L’étrange affiche de Sur la route d’Omaha expose une malheureuse critique qui présente le film comme une « odyssée »… Au-delà la compétition injuste précipitée par cette comparaison avec la sortie événement de l’été (au moins), cette affirmation est aussi un contre sens total, puisque le récit conte rigoureusement l’inverse. Ses protagonistes s’arrachent de leur foyer pour aller de déracinement en déracinement, sans aucun espoir de retour. Ce premier long métrage est avant tout typique d’un certain cinéma indépendant américain, et en maitrise les codes, les images, parfois avec un peu trop de zèle : morceaux de réel, traversés de ruines d’une Amérique à la dérive, ambiance étirée et cotonneuse. Tous ces éléments peuvent être familiers des habitués de Sundance, lieu où démarra en effet la carrière de l’œuvre.
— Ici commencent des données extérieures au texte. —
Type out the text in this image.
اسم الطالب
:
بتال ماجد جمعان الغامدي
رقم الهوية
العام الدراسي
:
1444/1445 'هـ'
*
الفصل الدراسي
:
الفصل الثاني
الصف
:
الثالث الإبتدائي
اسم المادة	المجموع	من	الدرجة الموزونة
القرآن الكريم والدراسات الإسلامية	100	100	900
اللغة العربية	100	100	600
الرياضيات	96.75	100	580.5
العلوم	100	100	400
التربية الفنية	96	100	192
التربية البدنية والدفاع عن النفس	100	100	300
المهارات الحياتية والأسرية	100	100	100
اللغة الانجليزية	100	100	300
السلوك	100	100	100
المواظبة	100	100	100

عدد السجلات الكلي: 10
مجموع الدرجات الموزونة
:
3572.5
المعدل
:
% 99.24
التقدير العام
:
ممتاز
Mais heureusement, quelque chose d’autre se joue derrière ces passages obligés. En contant la fuite d’un père et de ses deux enfants dans une détresse financière étouffante, le cinéaste, Cole Webley, a l’intelligence de se situer davantage à hauteur d’enfant, et de capter ainsi, à l’instar du désormais presque mythique Aftersun, un désespoir adulte à travers le prisme de l’innocence, avant que ce désespoir ne vienne finalement éclabousser, presque par surprise, les deux jeunes êtres. Sur la Route d’Omaha devient alors le portrait d’une détresse absolue, qui s’aggrave justement par la volonté du père de la contenir, de l’étouffer, jusqu’à ce que le masque tombe devant les enfants abasourdis. Les tropes du cinéma indépendant américain, leurs flirts presque permanents avec le paradis perdu, prennent ici un sens et une cohérence qui font le prix de ce film fragile.
Pierre-Simon Gutman
Omaha. Film américain de Cole Webley (2025), avec John Magaro, Molly Belle Wright, Wyatt Solis. 1h23.